Alejandro Colomar wrote:
> I've had the idea today of an implementation that would be even better
> for users, not requiring the cast at all.
>
> $ cat execve4.c
> #include <stddef.h>
>
> #ifdef __cplusplus
> # define const_cast(T, p) p
> #else
> # define const_cast(T, p) _Generic(p, const T: (T) (p), default: (p))
> #endif
>
> #ifdef __cplusplus // Have n3749
> int execve(const char *path, const char *const a[], const char *const
> e[]);
> #else
> # define execve(p, a, e) execve(p, const_cast(char*const*,a),
> const_cast(char*const*,e))
> int (execve)(const char *path, char *const a[], char *const e[]);
> #endif
Very nice! This can even be done in Gnulib, without waiting for libc changes.
And for older compilers (that don't support _Generic), we can use an explicit
cast:
#ifdef __cplusplus
# define const_cast(T, p) p
#elif (defined __GNUC__ && __GNUC__ + (__GNUC_MINOR__ >= 9) > 4) \
|| (defined __clang__ && __clang_major__ >= 3) \
|| (defined __SUNPRO_C && __SUNPRO_C >= 0x5150) \
|| (__STDC_VERSION__ >= 201112L && !defined __GNUC__)
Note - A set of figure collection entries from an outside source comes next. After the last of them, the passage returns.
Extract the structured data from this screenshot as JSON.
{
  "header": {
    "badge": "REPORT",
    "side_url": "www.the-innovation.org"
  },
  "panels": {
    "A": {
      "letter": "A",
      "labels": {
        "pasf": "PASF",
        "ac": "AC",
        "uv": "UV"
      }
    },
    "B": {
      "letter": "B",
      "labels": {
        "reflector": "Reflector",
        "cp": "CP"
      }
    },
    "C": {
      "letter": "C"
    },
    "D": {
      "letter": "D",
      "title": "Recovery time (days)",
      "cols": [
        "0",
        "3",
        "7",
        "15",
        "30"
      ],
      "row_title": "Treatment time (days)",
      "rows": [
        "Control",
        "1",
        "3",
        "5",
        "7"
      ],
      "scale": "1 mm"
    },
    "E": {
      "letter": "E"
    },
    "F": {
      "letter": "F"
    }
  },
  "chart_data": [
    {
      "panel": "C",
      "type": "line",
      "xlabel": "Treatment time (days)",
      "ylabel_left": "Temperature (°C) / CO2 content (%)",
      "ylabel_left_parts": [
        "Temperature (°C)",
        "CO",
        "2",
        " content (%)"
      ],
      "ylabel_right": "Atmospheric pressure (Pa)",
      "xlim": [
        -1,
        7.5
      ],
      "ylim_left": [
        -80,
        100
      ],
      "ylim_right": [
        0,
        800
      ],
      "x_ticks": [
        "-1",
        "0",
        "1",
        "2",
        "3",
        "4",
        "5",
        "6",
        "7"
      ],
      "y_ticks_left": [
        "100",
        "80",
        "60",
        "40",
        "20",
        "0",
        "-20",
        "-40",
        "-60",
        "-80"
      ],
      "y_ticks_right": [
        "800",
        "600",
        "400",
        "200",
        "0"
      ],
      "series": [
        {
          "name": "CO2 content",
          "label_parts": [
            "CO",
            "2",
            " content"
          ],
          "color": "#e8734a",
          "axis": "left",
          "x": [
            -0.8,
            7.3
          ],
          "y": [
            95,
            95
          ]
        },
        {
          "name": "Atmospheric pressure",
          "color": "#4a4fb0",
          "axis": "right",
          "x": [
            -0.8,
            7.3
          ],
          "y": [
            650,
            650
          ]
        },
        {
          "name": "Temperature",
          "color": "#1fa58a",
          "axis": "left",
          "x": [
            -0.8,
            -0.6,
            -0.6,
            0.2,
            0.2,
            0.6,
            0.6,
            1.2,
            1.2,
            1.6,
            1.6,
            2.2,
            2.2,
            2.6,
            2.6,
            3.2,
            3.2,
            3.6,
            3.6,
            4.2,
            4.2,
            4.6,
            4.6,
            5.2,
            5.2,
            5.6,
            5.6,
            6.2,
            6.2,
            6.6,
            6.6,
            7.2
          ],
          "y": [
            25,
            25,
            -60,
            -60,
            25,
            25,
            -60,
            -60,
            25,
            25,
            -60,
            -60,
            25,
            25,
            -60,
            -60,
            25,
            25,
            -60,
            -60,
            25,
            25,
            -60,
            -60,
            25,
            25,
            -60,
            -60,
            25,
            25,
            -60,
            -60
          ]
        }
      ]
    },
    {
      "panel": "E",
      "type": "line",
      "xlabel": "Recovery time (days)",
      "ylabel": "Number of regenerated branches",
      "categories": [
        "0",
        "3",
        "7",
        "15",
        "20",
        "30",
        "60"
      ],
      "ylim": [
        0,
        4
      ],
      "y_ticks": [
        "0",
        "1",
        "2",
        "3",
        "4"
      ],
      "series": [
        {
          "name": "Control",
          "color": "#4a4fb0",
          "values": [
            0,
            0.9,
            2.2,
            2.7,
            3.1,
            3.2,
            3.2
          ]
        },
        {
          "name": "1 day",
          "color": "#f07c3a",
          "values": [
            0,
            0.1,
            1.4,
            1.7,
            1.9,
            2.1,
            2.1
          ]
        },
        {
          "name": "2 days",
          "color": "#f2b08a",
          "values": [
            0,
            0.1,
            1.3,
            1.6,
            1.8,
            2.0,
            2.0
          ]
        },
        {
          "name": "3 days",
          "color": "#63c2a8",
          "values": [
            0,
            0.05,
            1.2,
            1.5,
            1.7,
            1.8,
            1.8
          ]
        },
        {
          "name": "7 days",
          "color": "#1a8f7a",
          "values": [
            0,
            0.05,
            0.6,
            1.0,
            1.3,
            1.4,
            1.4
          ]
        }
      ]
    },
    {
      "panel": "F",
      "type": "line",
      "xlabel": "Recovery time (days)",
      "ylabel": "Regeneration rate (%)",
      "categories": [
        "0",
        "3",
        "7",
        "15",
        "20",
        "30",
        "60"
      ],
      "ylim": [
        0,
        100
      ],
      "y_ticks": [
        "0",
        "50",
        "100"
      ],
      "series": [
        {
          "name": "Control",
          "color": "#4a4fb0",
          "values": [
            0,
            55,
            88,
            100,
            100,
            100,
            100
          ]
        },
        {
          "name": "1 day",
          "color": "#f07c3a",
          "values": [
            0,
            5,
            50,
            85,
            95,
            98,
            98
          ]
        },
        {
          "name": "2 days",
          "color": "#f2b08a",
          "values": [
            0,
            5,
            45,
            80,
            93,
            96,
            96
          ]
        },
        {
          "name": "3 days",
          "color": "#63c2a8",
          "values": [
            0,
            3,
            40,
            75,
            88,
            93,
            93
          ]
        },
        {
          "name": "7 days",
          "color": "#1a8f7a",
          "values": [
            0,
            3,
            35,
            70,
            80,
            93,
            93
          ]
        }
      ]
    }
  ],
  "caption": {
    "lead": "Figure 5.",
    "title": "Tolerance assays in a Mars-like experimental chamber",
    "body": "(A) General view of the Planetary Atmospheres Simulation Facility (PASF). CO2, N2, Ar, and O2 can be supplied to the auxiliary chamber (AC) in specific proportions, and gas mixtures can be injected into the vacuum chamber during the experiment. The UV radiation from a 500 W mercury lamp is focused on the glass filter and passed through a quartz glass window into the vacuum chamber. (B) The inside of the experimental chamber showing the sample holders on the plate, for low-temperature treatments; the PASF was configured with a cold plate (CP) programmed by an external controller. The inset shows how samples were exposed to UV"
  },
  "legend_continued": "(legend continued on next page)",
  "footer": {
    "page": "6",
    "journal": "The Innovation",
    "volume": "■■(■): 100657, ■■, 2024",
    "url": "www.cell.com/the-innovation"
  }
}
# define const_cast(T, p) _Generic(p, const T: (T) (p), default: (p))
#else
# define const_cast(T, p) (T) (p)
#endif
> The only place programmers would notice the different prototype would be
> in function pointers, but that's where Chris's proposal N3674 would kick
> in. It would allow unidirectional implicit conversions of functions
> where one is more restrictive than the other regarding qualifiers.
I see. Yes, then N3674 makes a lot of sense: The language would feel
incomplete if this implicit conversion from 'char **' to 'const char **'
was allowed in argument passing but not in function pointer types.